In the 6 months after his initial psychiatric admission, Mr. K sees various outpatient providers, who change his psychotropics multiple times. He also receives 4 courses of prednisone for ocular sarcoidosis. He is admitted twice to other psychiatric facilities. After he has paranoid interactions with colleagues and families of the youth he coaches, his business fails.
After his third psychiatric inpatient hospitalization, Mr. K becomes severely paranoid, believing his wife is having an affair. He becomes physically abusive to his wife, who obtains a restraining order and leaves with their children. Mr. K barely leaves his house and stops grooming. A friend notes that Mr. K’s home has become uninhabitable, and it goes into foreclosure. After Mr. K’s neighbors report combative behavior and paranoia, police bring him in on an involuntary hold for a fourth psychiatric hospitalization (the second in our facility).

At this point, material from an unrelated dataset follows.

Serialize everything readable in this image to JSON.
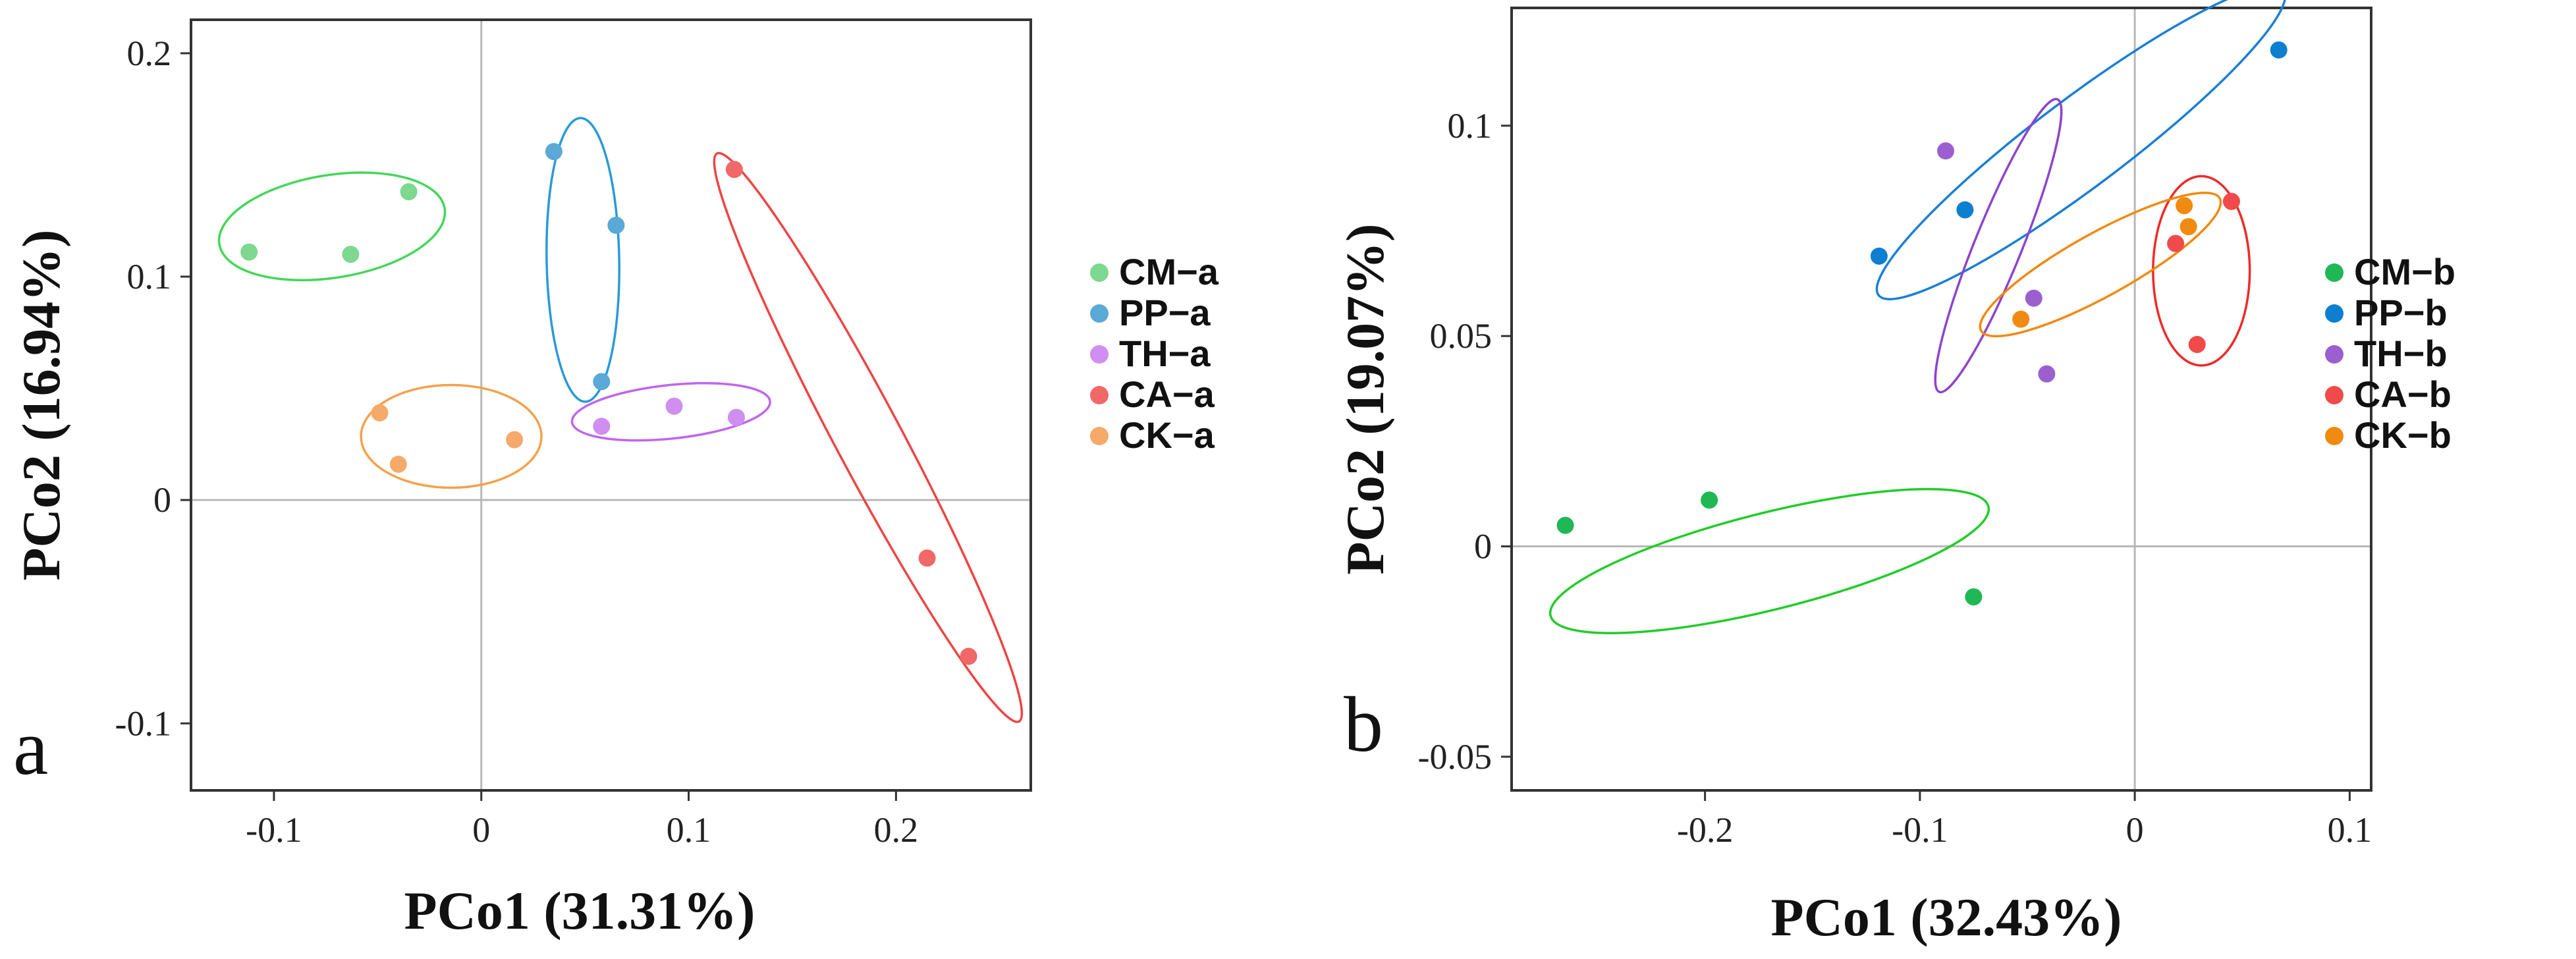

During this hospitalization—6 months after the initial ED presentation—the neurology team conducts a repeat medical workup. EEG shows generalized slowing. Head CT and MRI show diffuse cortical atrophy that was not seen in previous imaging. Mr. K has ocular lesions characteristic of ocular sarcoidosis. His mental status examination is similar to his first presentation except that the psychosis and thought disorganization are considerably worse. His cognitive functioning also shows significant decline. Cognitive screening reveals intact remote memory with impaired recent memory. His thinking is concrete and his verbal memory is markedly impaired. His Mini-Mental State Examination score is 27/30, indicating functional capacity that is better than his clinical presentation. Because of difficulty with concentration and verbal processing, Mr. K is unable to complete the Minnesota Multiphasic Personality Inventory despite substantial assistance. On most days he cannot recall recent conversations with his wife, staff, or physicians. He is taking no medications at this time.
Mr. K is restarted on olanzapine, titrated to 30 mg/d, to control his psychosis; this medication was effective during his last stay in our facility. Oral prednisone is discontinued and methotrexate, 10 mg/week, is initiated for ocular sarcoidosis. Based on recommendations from a case series report,5 we start Mr. K on lithium, titrated to 600 mg twice a day, for steroid-induced mood symptoms, Mr. K’s psychosis and mood improve dramatically once he reaches a therapeutic lithium level; however, his cognition remains slowed and he is unable to care for his basic needs.
The authors’ observations
Steroid dementia may be the result of effects in the medial temporal lobe, specifically dorsolateral prefrontal cortex, which impairs working memory, and the parahippocampal gyrus.6,7 The cognitive presentation of steroid dementia Varney et al3 described has been replicated in healthy volunteers who received corticosteroids.3 Patients with Cushing’s syndrome also have been noted to have diminished hippocampal volume and similar cognitive deficits. Cognitive impairment experienced by patients treated with corticosteroids may be caused by neuronal death in the hippocampus and dorsolateral prefrontal cortex. The etiology of cell death is multifactorial and includes glutamate-mediated excitotoxicity, activation of proinflammatory pathways, inhibited utilization of glucose in the hippocampus, telomere shortening, and diminished cell repair by brain-derived neurotrophic factor. The net result is significant, widespread damage that in some cases is irreversible.8
Because of the severity of Mr. K’s psychosis and personality change from baseline, his cognitive symptoms were largely overlooked during his first psychiatric hospitalization. The affective flattening, delayed verbal response, and markedly concrete thought process were considered within the spectrum of resolving psychosis. After further hospitalizations and abnormal results on cognitive testing, Mr. K’s cognitive impairment was fully noted. His symptoms match those of previously documented cases of steroid dementia, including verbal deficits out of proportion to other impairment, acute cerebral atrophy on CT after corticosteroid treatment, and gradual improvement of symptoms when corticosteroids were discontinued.
Educate patients taking steroids about possible side effects of mood changes, psychosis, and cognitive deficits. Close monitoring of patients on corticosteroids is paramount. If psychiatric or cognitive symptoms develop, gradually discontinue the corticosteroid and seek other treatments.
Randomized, placebo-controlled trials of lamotrigine and memantine have shown these medications are cognitively protective for patients taking prednisone.9
OUTCOME: Long-term deficits
After a 33-day stay in our adult inpatient psychiatric facility, the county places Mr. K in a permanent conservatorship for severe grave disability. He is discharged to a long-term psychiatric care locked facility for ongoing management. Mr. K spends 20 months in the long-term care facility while his family remains hopeful for his recovery and return home. He is admitted to our facility for acute stabilization of psychotic symptoms after he is released from the locked facility. Although no imaging studies are conducted, he remains significantly forgetful. Additionally, his paranoia persists.